Carlo Palmieri, imprenditore e dottore commercialista, attualmente ricopre la Vice Presidenza Nazionale di SMI – Sistema Moda Italia con delega al Mezzogiorno oltre alle Vicepresidenze di Pianoforte Holding S.p.A. (brand Carpisa e Yamamay) e Unione degli Industriali di Napoli con delega al credito e fisco, ha sempre in parallelo svolto con successo ruoli di vertice sia imprenditoriali sia associativi. In sostanza un punto di riferimento che molti imprenditori e giovani professionisti, che si affacciano alla professione, stimano e vorrebbero imitare, perseguendone l’esempio e se si può il carisma. E con questi presupposti va da sé che incontrare Carlo Palmeri è un’occasione che si traduce in domande secche dalle risposte sempre interessanti. Cominciamo.
A quale delle sue due attività è maggiormente legato?
“I ruoli che ho l’onore di ricoprire grazie anche a tanti che hanno apprezzato le mie capacità professionali, sono per me nello stesso tempo talmente interconnessi da considerarsi un tutt’uno. Essere imprenditore o rappresentare un gruppo di aziende in associazioni, a parte la responsabilità specifica, vuol dire ragionare e muoversi in una linea di etica del lavoro che si trasforma, se ben si opera, nello sviluppo economico e sociale del territorio”.
Lei ha un ruolo importante per la crescita del comparto moda del mezzogiorno, come state lavorando in SMI e quali risultati vi aspettate?

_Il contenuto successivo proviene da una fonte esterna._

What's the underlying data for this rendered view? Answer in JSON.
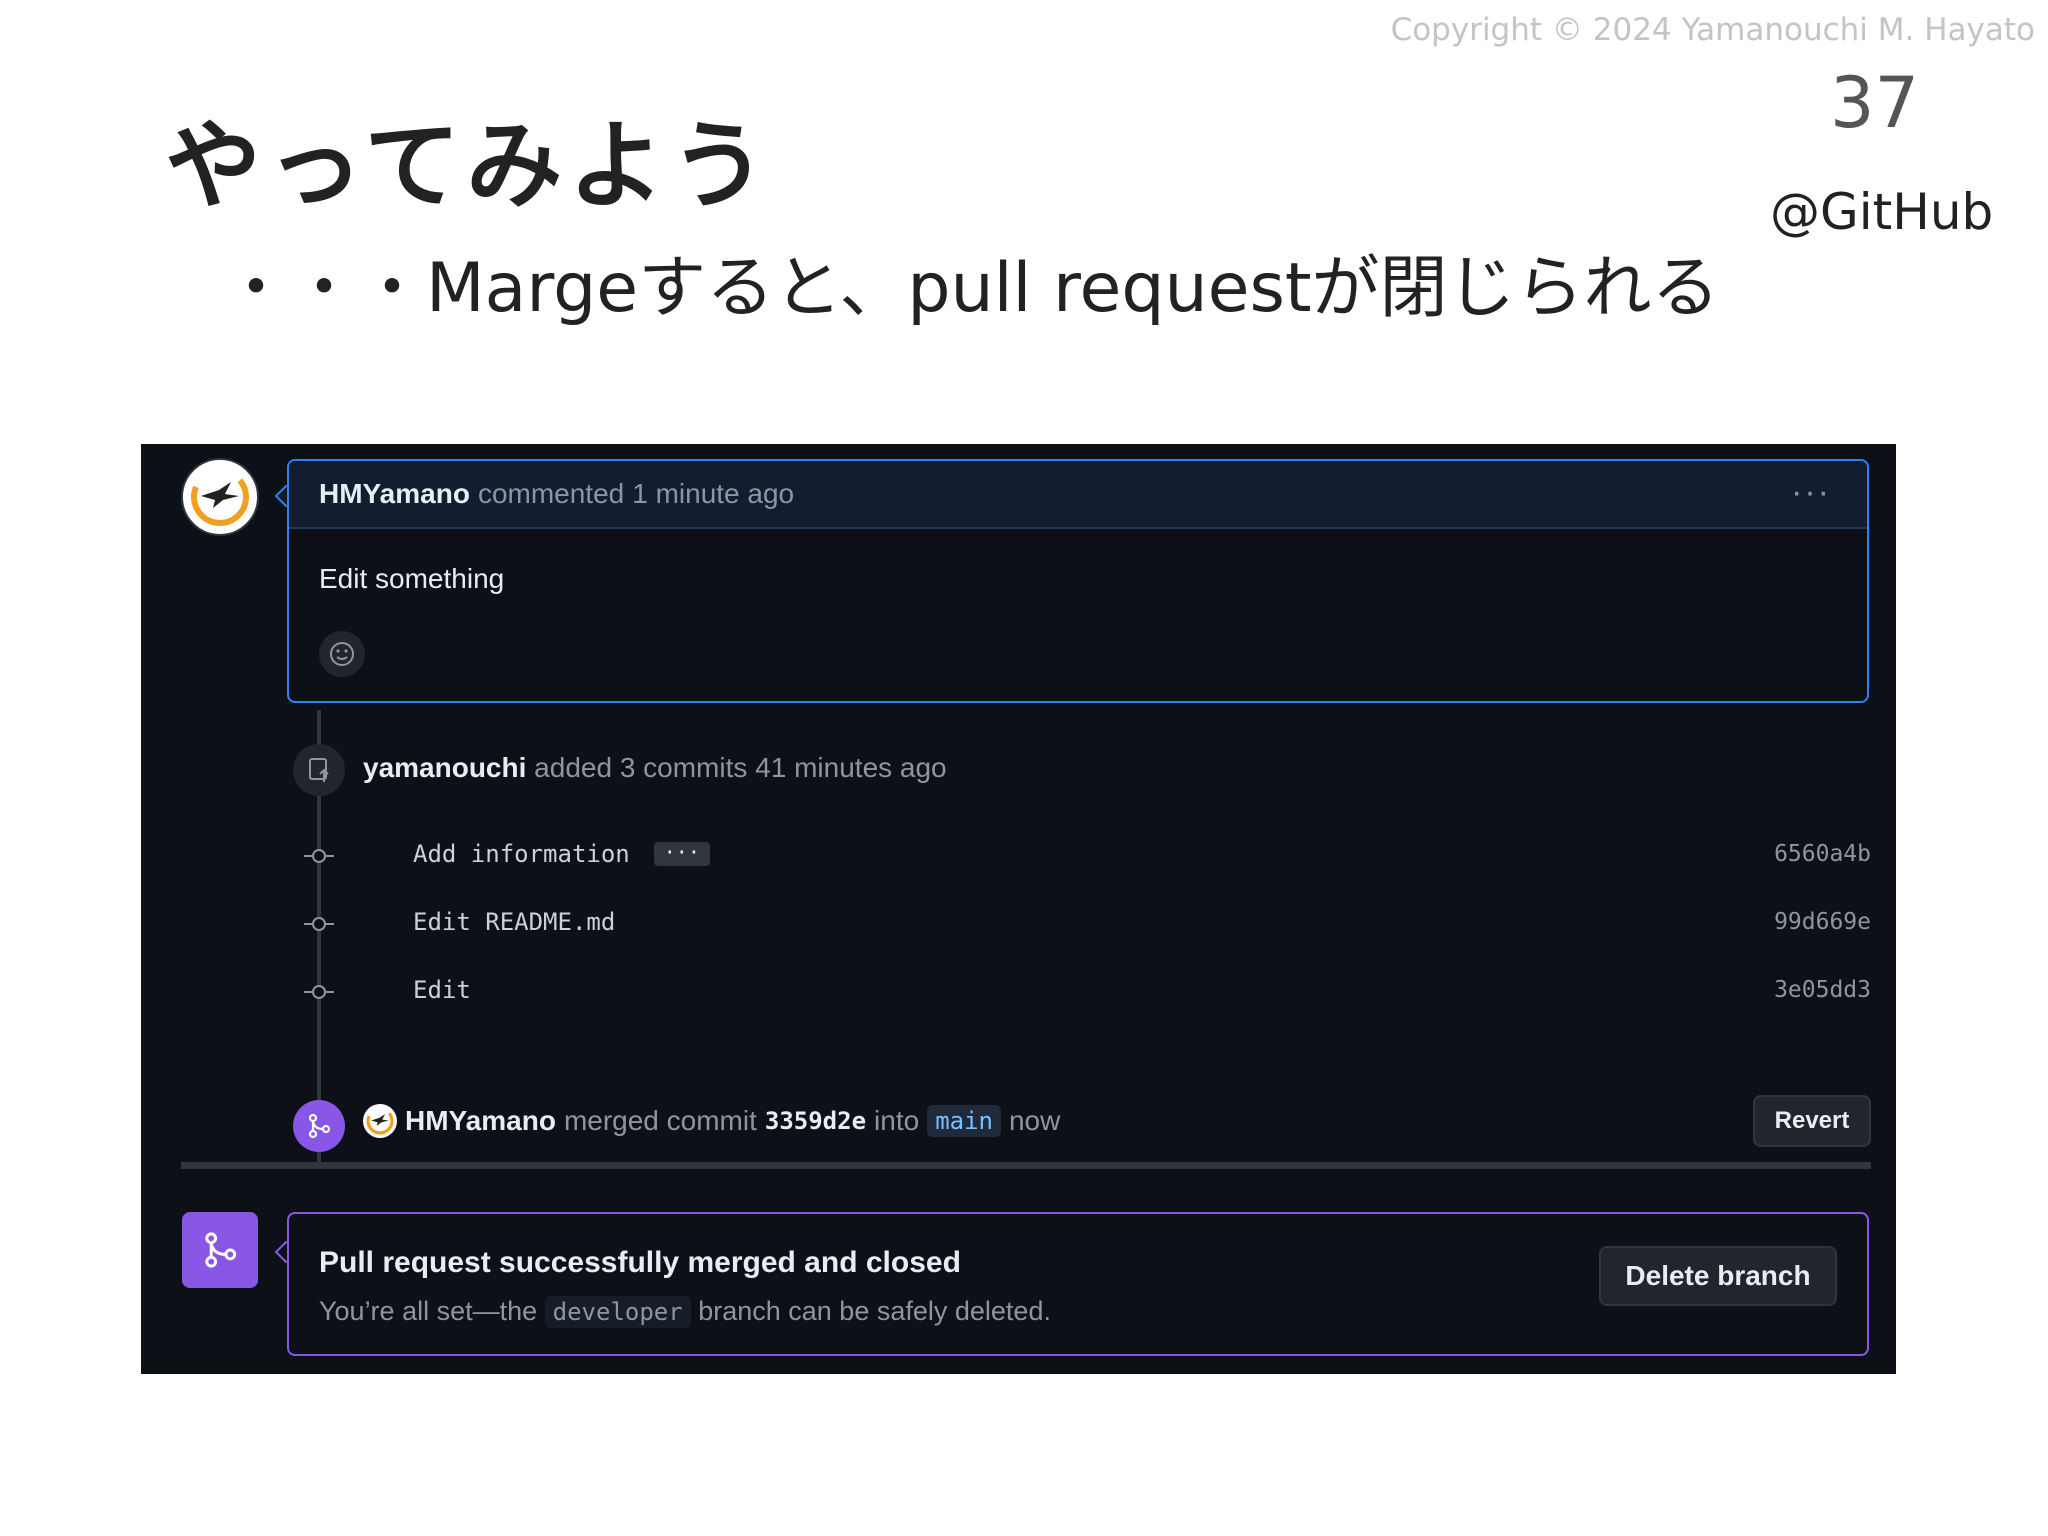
{
  "slide": {
    "copyright": "Copyright © 2024 Yamanouchi M. Hayato",
    "page_number": "37",
    "source_tag": "@GitHub",
    "title": "やってみよう",
    "subtitle": "・・・Margeすると、pull requestが閉じられる"
  },
  "comment": {
    "author": "HMYamano",
    "action": "commented",
    "time": "1 minute ago",
    "body": "Edit something"
  },
  "commits_event": {
    "author": "yamanouchi",
    "action": "added 3 commits",
    "time": "41 minutes ago",
    "commits": [
      {
        "message": "Add information",
        "sha": "6560a4b",
        "has_more": true,
        "more_label": "···"
      },
      {
        "message": "Edit README.md",
        "sha": "99d669e",
        "has_more": false
      },
      {
        "message": "Edit",
        "sha": "3e05dd3",
        "has_more": false
      }
    ]
  },
  "merge_event": {
    "author": "HMYamano",
    "action": "merged commit",
    "sha": "3359d2e",
    "into": "into",
    "branch": "main",
    "time": "now",
    "revert_label": "Revert"
  },
  "merged_box": {
    "title": "Pull request successfully merged and closed",
    "desc_prefix": "You’re all set—the",
    "branch": "developer",
    "desc_suffix": "branch can be safely deleted.",
    "delete_label": "Delete branch"
  },
  "colors": {
    "accent_blue": "#2f81f7",
    "merged_purple": "#8957e5",
    "background": "#0d1117"
  }
}
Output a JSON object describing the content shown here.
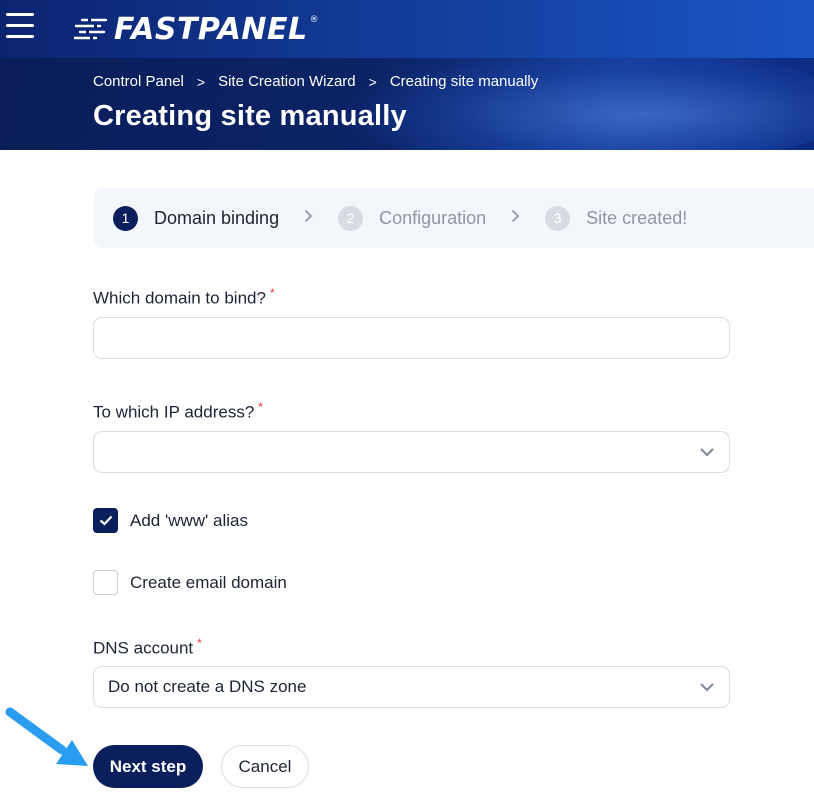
{
  "header": {
    "brand": "FASTPANEL",
    "brand_mark": "®",
    "menu_icon": "hamburger-menu-icon"
  },
  "breadcrumb": {
    "items": [
      "Control Panel",
      "Site Creation Wizard",
      "Creating site manually"
    ],
    "separator": ">"
  },
  "page": {
    "title": "Creating site manually"
  },
  "stepper": {
    "steps": [
      {
        "number": "1",
        "label": "Domain binding",
        "state": "active"
      },
      {
        "number": "2",
        "label": "Configuration",
        "state": "inactive"
      },
      {
        "number": "3",
        "label": "Site created!",
        "state": "inactive"
      }
    ]
  },
  "form": {
    "domain": {
      "label": "Which domain to bind?",
      "required": "*",
      "value": ""
    },
    "ip": {
      "label": "To which IP address?",
      "required": "*",
      "value": ""
    },
    "www_alias": {
      "label": "Add 'www' alias",
      "checked": true
    },
    "email_domain": {
      "label": "Create email domain",
      "checked": false
    },
    "dns": {
      "label": "DNS account",
      "required": "*",
      "value": "Do not create a DNS zone"
    }
  },
  "actions": {
    "next": "Next step",
    "cancel": "Cancel"
  },
  "colors": {
    "accent": "#0b1f5c",
    "required": "#e53935",
    "pointer": "#2a9df0"
  }
}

“Il mondo della Moda post Covid ha avuto un’accelerazione nel cambiamento del business model delle aziende. In particolare, le nuove generazioni dei consumatori sono più attente, ad esempio, a prodotti con caratteristiche di sostenibilità e quindi le imprese produttrici del nostro territorio hanno un’occasione unica, anche attraverso i fondi PNRR dedicati al Sud, di investire in nuove linee produttive dedicate. SMI è pronta e accompagna per questa opportunità ipotesi di aggregazione di filiera in tal senso”.
Il successo dei vostri brand Carpisa e Yamamay è noto. Come è avvenuta tale crescita? E quanto incide in positivo o negativo che siano aziende con azionisti del Sud Italia?
“Il nostro prodotto è concepito con il giusto mix qualità/prezzo con un’attenta analisi dei trend di mercato attuali. La rapidità e ampiezza dell’offerta negli oltre 1.300 negozi in 40 paesi, ci permette un continuo confronto con il mondo del retail che si traduce nelle strategie aziendali. La proprietà del Gruppo Pianoforte è totalmente partenopea e quando i napoletani si impegnano seriamente ‘non c’è né per nessuno!’”.
Quale ruolo decisivo si aspetta dalle nuove generazioni nel campo della moda?
“La moda per sua caratteristica è laboratorio ideale per idee, innovazione e trasformazione. I giovani in primis sono attori principali di tale evoluzione. Come già indicato, le aziende devono e possono guardare le nuove generazioni sia dal lato del mercato che per tale target di consumatore fa la differenza ma anche per immettere nei propri organici nuove leve che daranno input vincenti”.
Capri è anche un suo buon ritiro? O pure luogo di business?
“Come molti napoletani ho la fortuna di avere a portata di mano tante mete turistiche tutte bellissime. Capri è una di quelle che rappresenta per me sempre un momento di grande serenità e ‘buon vivere’. La particolarità che mi lega inoltre all’isola è anche business con l’appuntamento annuale di Confindustria Giovani a cui, anche se da senior, non posso mai mancare!”.